We present atmospheric retrievals of the benchmark brown dwarf binary Luhman 16AB using high-resolution VLT/CRIRES spectra and the differentiable framework ExoJAX. We derive elemental abundances and temperature-pressure ($T$-$P$) profiles while explicitly testing the robustness of the results against major sources of systematic uncertainty. We first perform retrievals with a power-law $T$-$P$ profile and assess the sensitivity of inferred molecular abundances and C/O ratios to different CO line lists (ExoMol, HITEMP with air- and H2-broadening). We then introduce a flexible Gaussian process-based $T$-$P$ profile, allowing a non-parametric characterization of the thermal structure and a more conservative treatment of uncertainties. For both components, we infer C/O ratios of about 0.67, slightly above solar, with line list systematics at the 7 percent level emerging as the dominant source of uncertainty, whereas assumptions about $T$-$P$ parameterization or photometric variability play a lesser role. The retrieved $T$-$P$ profiles and molecular abundances are broadly consistent with atmospheric models and equilibrium chemistry. Our results establish Luhman 16AB as a key anchor for substellar C/O measurements, demonstrate the utility of flexible $T$-$P$ modeling in high-resolution retrievals, and highlight the importance of systematic tests -- particularly line list uncertainties -- for robust comparisons between brown dwarfs and giant exoplanets.

Figures (15)

• Figure 1: Comparison of C/O ratios versus mass for brown dwarfs and directly-imaged super Jupiters based on high-resolution spectra. Literature values and masses are summarized in Table \ref{['tab:co_lit']}; the measurements for Luhman 16A and 16B are from this work. Blue symbols denote objects that are wide-orbit companions, and orange symbols denote isolated objects. For Luhman 16AB, the vertical error bars include the systematic uncertainty from the choice of CO line list quantified in this study.
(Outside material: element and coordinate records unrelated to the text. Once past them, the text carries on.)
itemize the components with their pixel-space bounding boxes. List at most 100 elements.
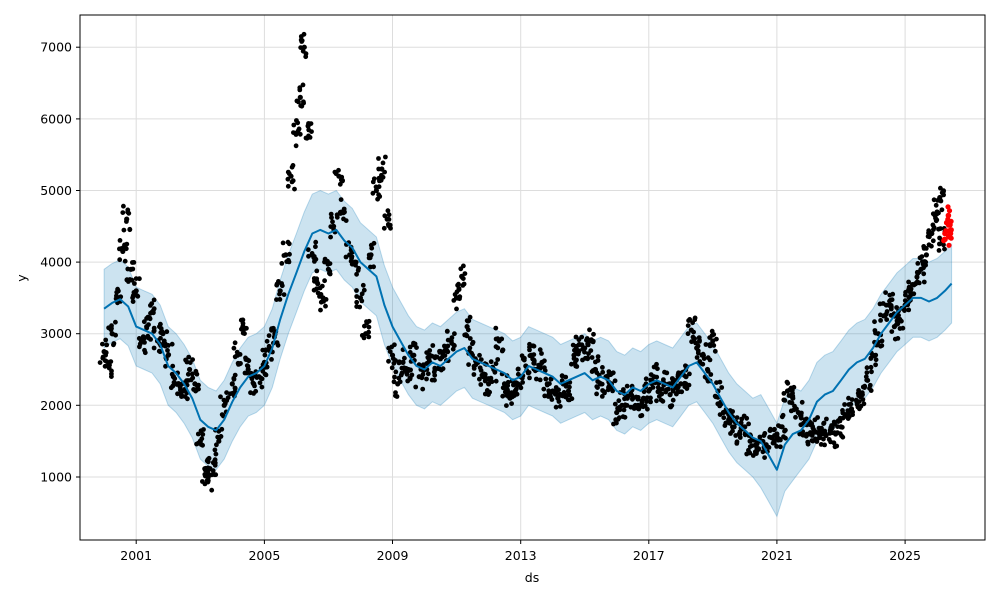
observed-point	[465, 318, 471, 324]
observed-point	[884, 309, 890, 314]
observed-point	[206, 455, 212, 461]
observed-point	[470, 339, 476, 345]
x-tick-label: 2001	[120, 548, 152, 563]
recent-actual-point	[948, 235, 954, 241]
observed-point	[711, 332, 717, 337]
observed-point	[723, 420, 729, 426]
observed-point	[121, 227, 127, 233]
observed-point	[687, 371, 692, 377]
observed-point	[648, 372, 654, 377]
observed-point	[900, 325, 906, 331]
observed-point	[293, 143, 299, 149]
observed-point	[794, 406, 799, 412]
observed-point	[929, 243, 934, 249]
observed-point	[487, 389, 492, 395]
observed-point	[285, 176, 291, 182]
observed-point	[322, 256, 328, 262]
observed-point	[541, 386, 547, 392]
observed-point	[793, 414, 798, 420]
observed-point	[420, 386, 426, 392]
observed-point	[588, 348, 594, 353]
observed-point	[354, 299, 360, 305]
observed-point	[824, 416, 829, 422]
observed-point	[251, 391, 256, 396]
observed-point	[383, 154, 388, 160]
observed-point	[366, 329, 371, 335]
observed-point	[781, 391, 787, 396]
observed-point	[257, 380, 263, 386]
observed-point	[774, 444, 779, 449]
observed-point	[610, 370, 616, 376]
observed-point	[504, 403, 509, 408]
observed-point	[318, 307, 323, 313]
observed-point	[122, 258, 128, 264]
observed-point	[575, 348, 581, 353]
observed-point	[298, 34, 304, 39]
recent-actual-points	[941, 204, 954, 248]
observed-point	[410, 353, 415, 359]
observed-point	[328, 224, 334, 230]
observed-point	[939, 207, 945, 213]
observed-point	[440, 366, 446, 372]
observed-point	[354, 271, 359, 277]
observed-point	[798, 414, 804, 420]
x-tick-label: 2005	[248, 548, 280, 563]
observed-point	[444, 329, 450, 334]
y-tick-label: 1000	[40, 470, 72, 485]
observed-point	[196, 382, 201, 388]
observed-point	[933, 202, 939, 208]
observed-point	[289, 164, 295, 170]
observed-point	[717, 379, 723, 385]
observed-point	[641, 389, 647, 395]
observed-point	[645, 406, 650, 412]
observed-point	[144, 325, 150, 331]
observed-point	[445, 343, 451, 349]
observed-point	[400, 359, 406, 365]
observed-point	[279, 261, 285, 266]
observed-point	[361, 287, 367, 293]
observed-point	[232, 372, 238, 378]
observed-point	[221, 397, 227, 403]
observed-point	[454, 306, 459, 312]
observed-point	[790, 393, 796, 399]
observed-point	[746, 447, 751, 453]
observed-point	[264, 364, 270, 370]
observed-point	[534, 376, 539, 382]
observed-point	[457, 294, 463, 300]
observed-point	[683, 363, 688, 369]
observed-point	[719, 385, 725, 390]
observed-point	[782, 428, 787, 434]
observed-point	[106, 365, 112, 371]
observed-point	[868, 364, 874, 370]
observed-point	[157, 324, 162, 330]
observed-point	[317, 293, 323, 299]
observed-point	[151, 345, 157, 351]
observed-point	[151, 325, 157, 331]
observed-point	[812, 417, 818, 423]
observed-point	[301, 99, 306, 105]
observed-point	[166, 352, 172, 358]
observed-point	[595, 385, 600, 390]
observed-point	[460, 276, 466, 281]
observed-point	[147, 315, 153, 321]
observed-point	[589, 355, 595, 360]
observed-point	[937, 241, 942, 247]
observed-point	[708, 372, 714, 377]
observed-point	[864, 370, 870, 375]
observed-point	[308, 121, 314, 126]
observed-point	[937, 195, 943, 200]
observed-point	[386, 345, 392, 351]
observed-point	[527, 353, 533, 359]
observed-point	[734, 415, 740, 420]
observed-point	[306, 127, 312, 133]
observed-point	[778, 444, 783, 450]
observed-point	[942, 246, 947, 252]
observed-point	[595, 379, 601, 384]
observed-point	[624, 383, 630, 389]
observed-point	[569, 361, 574, 367]
observed-point	[438, 348, 443, 354]
observed-point	[789, 388, 795, 393]
observed-point	[860, 397, 866, 402]
observed-point	[130, 293, 136, 298]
• Figure 2: Retrieval results for the VLT/CRIRES high-resolution spectra of Luhman 16A (left) and Luhman 16B (right), modeled with the $\mathrm{HITEMP_{H_2}\,\,CO}$ line list and a power-law $T$--$P$ profile. The wavelength coverage is split into four detector segments (chips 1–4). For each chip, the top panel shows the normalized flux data (black points) and the best-fit physical model (blue line). The bottom panel shows the residuals (data minus the best-fit model); orange lines indicate the correlated noise predicted by the GP. Each chip is normalized independently.
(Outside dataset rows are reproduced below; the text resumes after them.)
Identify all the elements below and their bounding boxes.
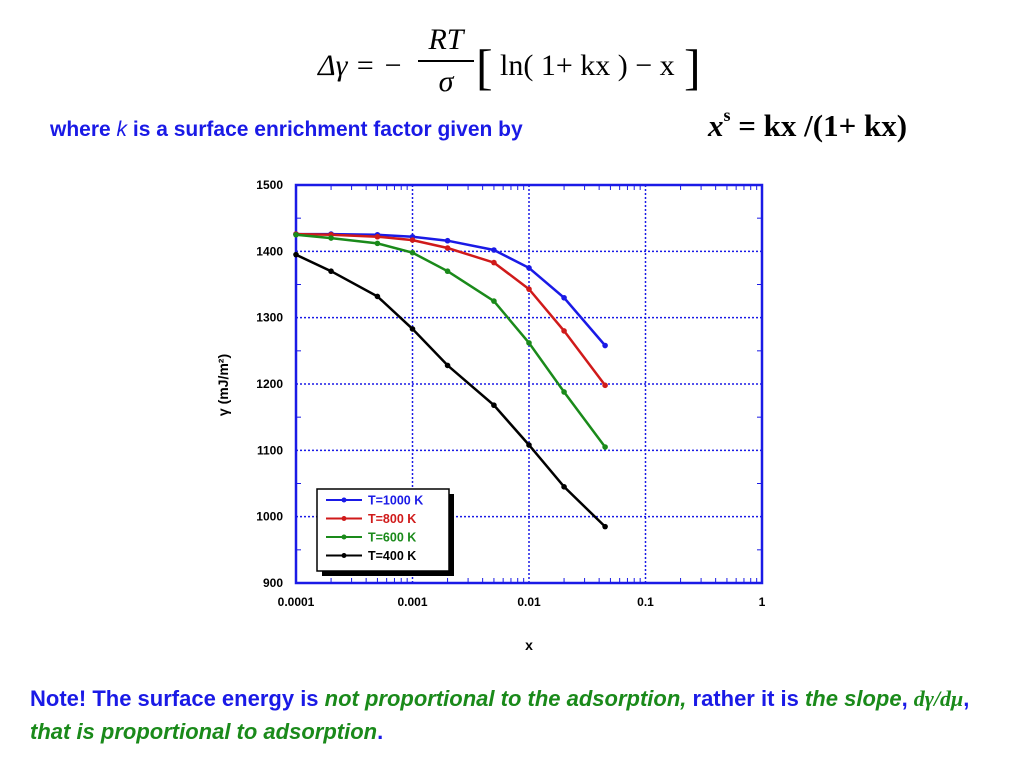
- legend-marker: [341, 497, 347, 503]
- note-italic3: that is proportional to adsorption: [30, 719, 378, 744]
- note-text: Note! The surface energy is not proporti…: [30, 682, 1010, 748]
- x-tick-label: 0.001: [397, 595, 427, 609]
- formula-denominator: σ: [438, 65, 454, 98]
- data-point: [293, 251, 299, 258]
- formula-xs-rest: = kx /(1+ kx): [730, 108, 908, 143]
- legend-marker: [341, 534, 347, 540]
- data-point: [409, 249, 416, 256]
- data-point: [374, 240, 381, 247]
- legend: T=1000 K T=800 K T=600 K T=400 K: [316, 488, 454, 576]
- surface-composition-formula: xs = kx /(1+ kx): [708, 104, 908, 144]
- data-point: [293, 231, 299, 238]
- where-text: where k is a surface enrichment factor g…: [50, 118, 523, 142]
- where-text-k: k: [116, 118, 128, 141]
- legend-label: T=1000 K: [368, 494, 423, 508]
- data-point: [491, 298, 497, 304]
- y-tick-label: 1200: [256, 377, 283, 391]
- series-line: [295, 233, 607, 448]
- data-point: [491, 402, 497, 409]
- y-tick-label: 1100: [257, 443, 283, 457]
- x-tick-label: 1: [759, 595, 766, 609]
- data-point: [409, 237, 416, 243]
- formula-bracket-left: [: [476, 39, 493, 95]
- data-point: [526, 442, 532, 448]
- data-point: [491, 259, 497, 266]
- fraction-bar: [418, 60, 474, 62]
- data-point: [602, 444, 608, 450]
- x-tick-label: 0.0001: [278, 595, 315, 609]
- note-italic1: not proportional to the adsorption,: [324, 686, 687, 711]
- formula-bracket-right: ]: [684, 39, 701, 95]
- note-part1: Note! The surface energy is: [30, 686, 325, 711]
- data-point: [444, 245, 451, 251]
- y-axis-label: γ (mJ/m²): [215, 354, 231, 416]
- note-italic2: the slope: [804, 686, 902, 711]
- data-point: [561, 328, 567, 334]
- data-point: [526, 265, 532, 271]
- formula-xs-x: x: [708, 108, 724, 143]
- plot-frame: [294, 183, 764, 585]
- series-line: [295, 232, 607, 387]
- data-point: [444, 268, 451, 275]
- formula-inner: ln( 1+ kx ) − x: [500, 49, 675, 82]
- data-point: [409, 326, 416, 332]
- legend-marker: [341, 553, 347, 558]
- legend-box: [316, 488, 450, 572]
- legend-label: T=600 K: [368, 531, 416, 545]
- data-point: [602, 382, 608, 389]
- legend-label: T=400 K: [368, 549, 416, 563]
- x-tick-label: 0.1: [637, 595, 654, 609]
- main-formula: Δγ = − RT σ [ ln( 1+ kx ) − x ]: [318, 22, 738, 112]
- x-axis-label: x: [525, 637, 533, 653]
- x-tick-label: 0.01: [517, 595, 541, 609]
- y-tick-label: 1000: [256, 510, 283, 524]
- data-point: [328, 268, 334, 275]
- data-point: [526, 340, 532, 346]
- series-line: [296, 232, 607, 347]
- legend-items: T=1000 K T=800 K T=600 K T=400 K: [326, 494, 423, 563]
- data-point: [374, 293, 381, 300]
- formula-fraction: RT σ: [418, 22, 474, 100]
- note-part4: ,: [963, 686, 970, 711]
- data-point: [526, 286, 532, 292]
- formula-xs-sup: s: [723, 104, 731, 125]
- series-line: [295, 253, 606, 528]
- series-group: [293, 251, 608, 530]
- note-part3: ,: [901, 686, 914, 711]
- data-point: [328, 235, 334, 241]
- data-point: [561, 484, 567, 490]
- y-tick-label: 1500: [256, 178, 283, 192]
- note-derivative: dγ/dμ: [913, 686, 964, 711]
- y-tick-label: 900: [263, 576, 283, 590]
- y-tick-label: 1400: [256, 244, 283, 258]
- formula-numerator: RT: [428, 23, 464, 56]
- series-group: [293, 231, 608, 450]
- series-layer: [293, 231, 608, 530]
- legend-marker: [341, 516, 347, 521]
- data-point: [491, 247, 497, 253]
- note-part5: .: [377, 719, 384, 744]
- data-point: [602, 342, 608, 349]
- data-point: [561, 389, 567, 395]
- note-part2: rather it is: [686, 686, 805, 711]
- data-point: [602, 523, 608, 530]
- data-point: [444, 237, 451, 244]
- where-text-part1: where: [50, 118, 117, 141]
- data-point: [374, 233, 381, 240]
- series-group: [293, 231, 608, 389]
- data-point: [561, 294, 567, 301]
- where-text-part2: is a surface enrichment factor given by: [127, 118, 523, 141]
- data-point: [444, 362, 451, 369]
- legend-label: T=800 K: [368, 512, 416, 526]
- ticks-layer: 0.0001 0.001 0.01 0.1 1 900 1000 1100 1200 1300 14…: [256, 178, 765, 609]
- y-tick-label: 1300: [256, 311, 283, 325]
- formula-lhs: Δγ = −: [318, 49, 403, 82]
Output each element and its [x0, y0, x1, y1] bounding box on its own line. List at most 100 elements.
• Figure 3: Corner plots for the posterior samples obtained by fitting the spectra with models that use CO line lists from $\mathrm{ExoMol\,\,CO}$ (orange), $\mathrm{HITEMP_{Air}\,\,CO}$ (green), and $\mathrm{HITEMP_{H_2}\,\,CO}$ (blue). (Left) Luhman 16A. (Right) Luhman 16B.
• Figure 4: Retrieved $T$--$P$ profiles and normalized contribution fuctions for Luhman 16A (left) and Luhman 16B (right) under the $\mathrm{HITEMP_{H_2}\,\,CO}$ configuration. For each object, the left panel shows the contribution function, and the right panel shows the posterior $T$--$P$ profile. The horizontal shaded band marks the inferred cloud deck pressure, $\log_{10}P\left(\tau_c=1\right)$. Note that $\tau_c$ denotes the cumulative optical depth due only to cloud opacity.
• Figure 5: Retrieved VMRs of $\mathrm{H_2O}$ (purple), $\mathrm{CO}$ (brown), $\mathrm{CH_4}$ (pink), and $\mathrm{HF}$ (yellow) for Luhman 16A (left) and Luhman 16B (right). Points are plotted at the pressure of the contribution function peak; the vertical extent indicates the pressure range that contributes appreciably for each molecule, with the upper bound truncated at the cloud-deck pressure. For comparison, thermochemical-equilibrium VMRs computed with FastChem, including equilibrium condensation, are shown as 5–95% credible bands.